The importance of the declaration of unseizability for sole traders

All sole traders have the option of filing a declaration of unseizability, to protect their property in the event of insolvency proceedings. However, this declaration must be made in advance: once judicial liquidation, safeguard or reorganization proceedings have begun, it is unfortunately too late.

What is a declaration of unseizability?

While the main residence of a sole trader, craftsman, self-employed professional or micro-entrepreneur is automatically exempt from seizure by his professional creditors in the event of insolvency proceedings, this is not the case for his other real estate assets.

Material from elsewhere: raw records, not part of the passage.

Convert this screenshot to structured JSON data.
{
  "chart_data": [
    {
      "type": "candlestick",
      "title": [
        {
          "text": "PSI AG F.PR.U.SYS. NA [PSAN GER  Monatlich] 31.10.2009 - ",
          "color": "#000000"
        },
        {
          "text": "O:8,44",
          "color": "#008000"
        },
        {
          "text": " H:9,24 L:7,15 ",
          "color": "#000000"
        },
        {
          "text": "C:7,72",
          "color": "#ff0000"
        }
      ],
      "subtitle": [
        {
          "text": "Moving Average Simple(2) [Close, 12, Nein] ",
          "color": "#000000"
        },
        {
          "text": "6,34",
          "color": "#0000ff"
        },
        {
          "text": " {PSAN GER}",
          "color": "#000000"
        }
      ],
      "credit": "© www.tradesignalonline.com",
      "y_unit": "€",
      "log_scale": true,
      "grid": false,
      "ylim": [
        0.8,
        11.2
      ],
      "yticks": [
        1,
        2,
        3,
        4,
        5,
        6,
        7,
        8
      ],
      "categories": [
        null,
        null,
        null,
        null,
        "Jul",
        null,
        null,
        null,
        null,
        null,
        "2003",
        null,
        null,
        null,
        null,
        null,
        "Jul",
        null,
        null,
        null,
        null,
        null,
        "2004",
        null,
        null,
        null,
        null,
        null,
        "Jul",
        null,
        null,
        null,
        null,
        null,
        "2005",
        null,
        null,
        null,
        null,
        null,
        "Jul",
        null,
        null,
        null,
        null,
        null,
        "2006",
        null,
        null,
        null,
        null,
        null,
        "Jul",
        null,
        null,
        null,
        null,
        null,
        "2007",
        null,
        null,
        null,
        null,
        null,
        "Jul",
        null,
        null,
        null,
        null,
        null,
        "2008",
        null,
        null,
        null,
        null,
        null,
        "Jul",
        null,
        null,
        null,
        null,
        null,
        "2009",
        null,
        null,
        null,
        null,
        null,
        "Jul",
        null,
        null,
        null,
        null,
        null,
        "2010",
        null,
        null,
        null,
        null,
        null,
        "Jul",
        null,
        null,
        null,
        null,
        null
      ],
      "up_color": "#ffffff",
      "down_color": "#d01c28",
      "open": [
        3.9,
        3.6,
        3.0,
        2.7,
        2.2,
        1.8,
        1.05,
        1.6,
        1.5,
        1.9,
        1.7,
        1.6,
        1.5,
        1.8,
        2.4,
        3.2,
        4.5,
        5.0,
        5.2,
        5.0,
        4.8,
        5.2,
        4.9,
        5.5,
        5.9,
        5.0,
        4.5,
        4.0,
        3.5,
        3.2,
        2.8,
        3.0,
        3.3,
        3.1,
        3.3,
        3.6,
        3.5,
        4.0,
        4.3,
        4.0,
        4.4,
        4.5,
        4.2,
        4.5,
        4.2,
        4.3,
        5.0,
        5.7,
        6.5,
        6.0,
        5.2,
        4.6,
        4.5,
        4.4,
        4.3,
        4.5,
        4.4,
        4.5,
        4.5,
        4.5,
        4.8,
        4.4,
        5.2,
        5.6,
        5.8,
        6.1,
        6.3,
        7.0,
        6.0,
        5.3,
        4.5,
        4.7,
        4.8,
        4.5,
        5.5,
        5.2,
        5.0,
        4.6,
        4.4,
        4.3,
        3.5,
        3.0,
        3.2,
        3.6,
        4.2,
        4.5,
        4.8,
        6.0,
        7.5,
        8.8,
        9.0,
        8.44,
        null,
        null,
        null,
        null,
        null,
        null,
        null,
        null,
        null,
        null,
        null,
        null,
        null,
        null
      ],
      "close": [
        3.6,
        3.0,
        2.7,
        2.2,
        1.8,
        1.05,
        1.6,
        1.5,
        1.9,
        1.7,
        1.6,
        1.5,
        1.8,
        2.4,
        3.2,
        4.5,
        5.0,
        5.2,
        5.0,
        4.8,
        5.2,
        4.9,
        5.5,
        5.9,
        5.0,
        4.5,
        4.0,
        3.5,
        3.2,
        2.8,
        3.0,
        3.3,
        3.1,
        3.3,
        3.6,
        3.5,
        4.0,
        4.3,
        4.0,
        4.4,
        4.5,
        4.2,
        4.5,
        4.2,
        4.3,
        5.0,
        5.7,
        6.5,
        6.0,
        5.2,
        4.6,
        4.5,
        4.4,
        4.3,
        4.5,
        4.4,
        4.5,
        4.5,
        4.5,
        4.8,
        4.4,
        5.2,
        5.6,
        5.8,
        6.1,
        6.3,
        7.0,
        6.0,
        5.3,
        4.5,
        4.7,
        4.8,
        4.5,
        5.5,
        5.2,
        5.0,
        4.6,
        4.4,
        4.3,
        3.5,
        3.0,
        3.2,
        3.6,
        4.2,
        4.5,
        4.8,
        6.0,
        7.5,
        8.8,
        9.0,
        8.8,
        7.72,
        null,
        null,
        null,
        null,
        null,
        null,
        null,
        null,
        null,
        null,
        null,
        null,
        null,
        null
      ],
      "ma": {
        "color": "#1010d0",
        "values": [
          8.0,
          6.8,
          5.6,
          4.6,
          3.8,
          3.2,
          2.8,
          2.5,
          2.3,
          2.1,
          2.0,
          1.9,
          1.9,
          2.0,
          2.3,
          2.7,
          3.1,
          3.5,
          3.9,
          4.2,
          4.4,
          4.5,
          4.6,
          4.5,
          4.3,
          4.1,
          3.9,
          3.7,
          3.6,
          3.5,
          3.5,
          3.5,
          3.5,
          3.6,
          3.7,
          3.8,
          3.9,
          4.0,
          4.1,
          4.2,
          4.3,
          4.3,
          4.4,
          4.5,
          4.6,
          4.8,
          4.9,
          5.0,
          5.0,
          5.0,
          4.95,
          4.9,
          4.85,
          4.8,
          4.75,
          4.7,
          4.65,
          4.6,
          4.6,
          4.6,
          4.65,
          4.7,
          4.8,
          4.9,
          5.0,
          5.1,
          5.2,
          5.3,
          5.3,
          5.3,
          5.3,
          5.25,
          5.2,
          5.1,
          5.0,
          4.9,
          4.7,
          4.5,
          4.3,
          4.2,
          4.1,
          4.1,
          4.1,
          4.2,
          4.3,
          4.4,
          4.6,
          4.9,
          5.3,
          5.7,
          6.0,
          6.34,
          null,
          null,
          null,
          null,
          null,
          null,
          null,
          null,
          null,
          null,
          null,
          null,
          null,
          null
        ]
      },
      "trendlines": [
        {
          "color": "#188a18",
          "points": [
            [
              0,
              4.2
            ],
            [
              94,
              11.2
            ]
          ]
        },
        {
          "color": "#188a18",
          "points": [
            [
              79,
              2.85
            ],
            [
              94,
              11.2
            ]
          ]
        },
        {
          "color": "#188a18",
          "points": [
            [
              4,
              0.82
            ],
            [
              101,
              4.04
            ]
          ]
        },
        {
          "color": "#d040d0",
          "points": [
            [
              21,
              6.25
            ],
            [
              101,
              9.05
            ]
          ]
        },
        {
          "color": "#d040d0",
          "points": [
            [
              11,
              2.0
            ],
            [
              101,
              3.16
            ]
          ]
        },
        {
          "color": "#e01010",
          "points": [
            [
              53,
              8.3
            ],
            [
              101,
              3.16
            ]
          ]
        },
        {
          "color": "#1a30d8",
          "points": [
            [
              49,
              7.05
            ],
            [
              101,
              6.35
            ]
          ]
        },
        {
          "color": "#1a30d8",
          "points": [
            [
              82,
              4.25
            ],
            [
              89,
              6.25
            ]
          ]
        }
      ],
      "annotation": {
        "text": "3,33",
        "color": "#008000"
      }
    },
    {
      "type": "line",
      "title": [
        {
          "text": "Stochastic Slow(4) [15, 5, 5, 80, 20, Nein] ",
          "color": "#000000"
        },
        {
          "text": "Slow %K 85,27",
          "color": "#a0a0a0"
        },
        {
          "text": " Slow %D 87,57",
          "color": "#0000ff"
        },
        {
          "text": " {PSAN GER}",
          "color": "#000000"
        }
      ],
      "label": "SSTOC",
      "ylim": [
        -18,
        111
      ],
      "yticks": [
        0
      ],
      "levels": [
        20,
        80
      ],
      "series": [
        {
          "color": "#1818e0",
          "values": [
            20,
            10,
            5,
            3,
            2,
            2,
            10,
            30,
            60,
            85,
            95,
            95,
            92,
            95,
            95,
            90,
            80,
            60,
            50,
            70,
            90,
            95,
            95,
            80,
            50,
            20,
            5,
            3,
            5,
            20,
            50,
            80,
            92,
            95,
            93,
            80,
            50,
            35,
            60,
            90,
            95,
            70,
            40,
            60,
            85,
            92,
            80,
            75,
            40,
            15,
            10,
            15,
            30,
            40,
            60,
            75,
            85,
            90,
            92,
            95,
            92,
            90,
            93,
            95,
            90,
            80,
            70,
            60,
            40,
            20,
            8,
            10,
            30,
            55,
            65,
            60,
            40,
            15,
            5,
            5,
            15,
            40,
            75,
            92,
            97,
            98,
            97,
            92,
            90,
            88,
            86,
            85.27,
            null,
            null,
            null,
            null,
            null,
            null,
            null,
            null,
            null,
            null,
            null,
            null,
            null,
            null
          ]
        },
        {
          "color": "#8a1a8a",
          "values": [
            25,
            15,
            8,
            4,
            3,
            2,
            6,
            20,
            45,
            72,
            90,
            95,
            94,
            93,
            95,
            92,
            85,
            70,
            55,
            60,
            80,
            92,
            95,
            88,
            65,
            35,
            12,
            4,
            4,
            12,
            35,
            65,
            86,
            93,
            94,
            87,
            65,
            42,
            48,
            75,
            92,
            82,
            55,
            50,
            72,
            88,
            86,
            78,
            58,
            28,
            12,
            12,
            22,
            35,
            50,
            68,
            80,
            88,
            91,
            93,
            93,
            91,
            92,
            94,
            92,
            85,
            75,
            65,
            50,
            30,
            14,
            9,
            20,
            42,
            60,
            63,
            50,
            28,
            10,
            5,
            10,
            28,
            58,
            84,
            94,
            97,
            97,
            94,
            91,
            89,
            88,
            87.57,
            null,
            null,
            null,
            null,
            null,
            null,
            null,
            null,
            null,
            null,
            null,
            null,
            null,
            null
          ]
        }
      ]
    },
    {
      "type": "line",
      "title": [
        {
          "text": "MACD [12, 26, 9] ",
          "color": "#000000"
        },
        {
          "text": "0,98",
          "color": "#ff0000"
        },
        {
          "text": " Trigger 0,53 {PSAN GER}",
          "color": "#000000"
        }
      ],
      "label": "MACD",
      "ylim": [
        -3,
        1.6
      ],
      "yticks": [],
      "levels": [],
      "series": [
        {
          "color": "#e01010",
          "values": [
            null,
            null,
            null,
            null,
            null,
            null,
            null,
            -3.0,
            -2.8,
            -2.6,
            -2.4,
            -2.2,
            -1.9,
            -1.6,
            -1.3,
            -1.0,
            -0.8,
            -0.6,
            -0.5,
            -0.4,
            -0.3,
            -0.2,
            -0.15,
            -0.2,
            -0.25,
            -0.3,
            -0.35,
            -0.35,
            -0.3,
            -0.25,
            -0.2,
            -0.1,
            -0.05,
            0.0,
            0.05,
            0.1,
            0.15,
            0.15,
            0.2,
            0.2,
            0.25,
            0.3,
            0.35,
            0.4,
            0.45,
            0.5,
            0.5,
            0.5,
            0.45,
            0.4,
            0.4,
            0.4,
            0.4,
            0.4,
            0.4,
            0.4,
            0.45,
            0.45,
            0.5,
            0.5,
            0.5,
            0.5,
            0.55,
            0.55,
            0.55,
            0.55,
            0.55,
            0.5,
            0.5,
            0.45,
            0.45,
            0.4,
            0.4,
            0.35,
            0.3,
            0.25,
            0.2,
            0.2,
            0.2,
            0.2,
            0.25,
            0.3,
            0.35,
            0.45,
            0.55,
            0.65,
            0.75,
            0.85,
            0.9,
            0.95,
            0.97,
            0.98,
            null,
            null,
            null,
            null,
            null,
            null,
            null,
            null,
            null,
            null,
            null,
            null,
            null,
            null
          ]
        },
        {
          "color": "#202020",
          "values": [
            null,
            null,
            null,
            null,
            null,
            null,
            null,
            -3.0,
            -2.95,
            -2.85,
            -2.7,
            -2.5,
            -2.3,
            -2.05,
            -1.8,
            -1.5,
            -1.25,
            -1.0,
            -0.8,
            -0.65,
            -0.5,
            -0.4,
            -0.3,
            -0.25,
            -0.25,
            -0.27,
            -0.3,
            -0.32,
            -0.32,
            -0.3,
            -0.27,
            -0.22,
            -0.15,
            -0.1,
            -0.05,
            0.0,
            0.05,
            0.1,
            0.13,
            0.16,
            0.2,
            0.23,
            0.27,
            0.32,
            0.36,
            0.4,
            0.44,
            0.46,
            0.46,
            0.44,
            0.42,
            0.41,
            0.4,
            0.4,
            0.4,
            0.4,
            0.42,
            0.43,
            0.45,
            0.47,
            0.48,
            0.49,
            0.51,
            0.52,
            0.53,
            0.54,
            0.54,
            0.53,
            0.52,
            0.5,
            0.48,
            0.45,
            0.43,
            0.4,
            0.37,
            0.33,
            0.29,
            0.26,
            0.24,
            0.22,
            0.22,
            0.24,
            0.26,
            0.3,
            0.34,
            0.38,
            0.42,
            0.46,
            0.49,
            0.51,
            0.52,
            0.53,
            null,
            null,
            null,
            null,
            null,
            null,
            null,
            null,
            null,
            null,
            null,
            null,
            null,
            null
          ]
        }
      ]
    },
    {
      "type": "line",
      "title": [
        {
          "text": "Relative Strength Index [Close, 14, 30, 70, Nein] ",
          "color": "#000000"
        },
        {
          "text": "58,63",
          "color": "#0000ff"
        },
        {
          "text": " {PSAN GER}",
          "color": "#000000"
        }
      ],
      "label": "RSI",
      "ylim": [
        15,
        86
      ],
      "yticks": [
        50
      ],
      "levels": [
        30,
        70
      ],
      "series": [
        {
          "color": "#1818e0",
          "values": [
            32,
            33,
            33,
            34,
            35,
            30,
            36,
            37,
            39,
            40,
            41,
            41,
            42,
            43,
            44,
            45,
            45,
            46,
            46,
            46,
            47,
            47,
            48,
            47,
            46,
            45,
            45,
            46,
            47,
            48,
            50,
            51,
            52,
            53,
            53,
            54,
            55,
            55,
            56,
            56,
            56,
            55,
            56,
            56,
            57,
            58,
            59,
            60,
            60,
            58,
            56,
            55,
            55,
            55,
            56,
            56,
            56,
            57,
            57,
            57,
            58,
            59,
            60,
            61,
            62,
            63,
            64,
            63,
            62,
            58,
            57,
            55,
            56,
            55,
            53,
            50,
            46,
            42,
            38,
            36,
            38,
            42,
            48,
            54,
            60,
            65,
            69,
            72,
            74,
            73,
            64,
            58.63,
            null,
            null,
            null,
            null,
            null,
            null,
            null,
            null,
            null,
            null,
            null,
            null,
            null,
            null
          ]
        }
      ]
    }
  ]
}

Whether built or unbuilt, owned, shared or undivided, a sole trader's real estate assets may be seized in the event of compulsory liquidation, reorganization or safeguard, provided they are not related to his or her business activity. This may include a second home, land or an apartment under construction.

To protect their assets from professional creditors, sole traders can file a declaration of unseizability.

When and how do I file a declaration of unseizability?

It is imperative that the declaration of unseizability be filed before any insolvency proceedings are initiated. As confirmed by a decision of the Commercial Chamber of the French Supreme Court (Cour de cassation) dated March 10, 2021, "this declaration only has effect if it has been published prior to the opening of the collective proceedings, even if they are safeguard proceedings".

The declaration of unseizability must be made before a notary. It is then published at the Service de publicité foncière and mentioned in a legal gazette, in the Registre du commerce et des sociétés or in the Répertoire des métiers, depending on the registration status of the individual entrepreneur.

It contains a detailed description of the property to be exempted from seizure, specifying whether it is owned, held in common or undivided.

In this case, the property of the sole trader is considered unseizable by his business creditors, in the event of subsequent business debts. On the other hand, they are not protected if the entrepreneur has incurred personal debts, and can therefore be seized by personal creditors.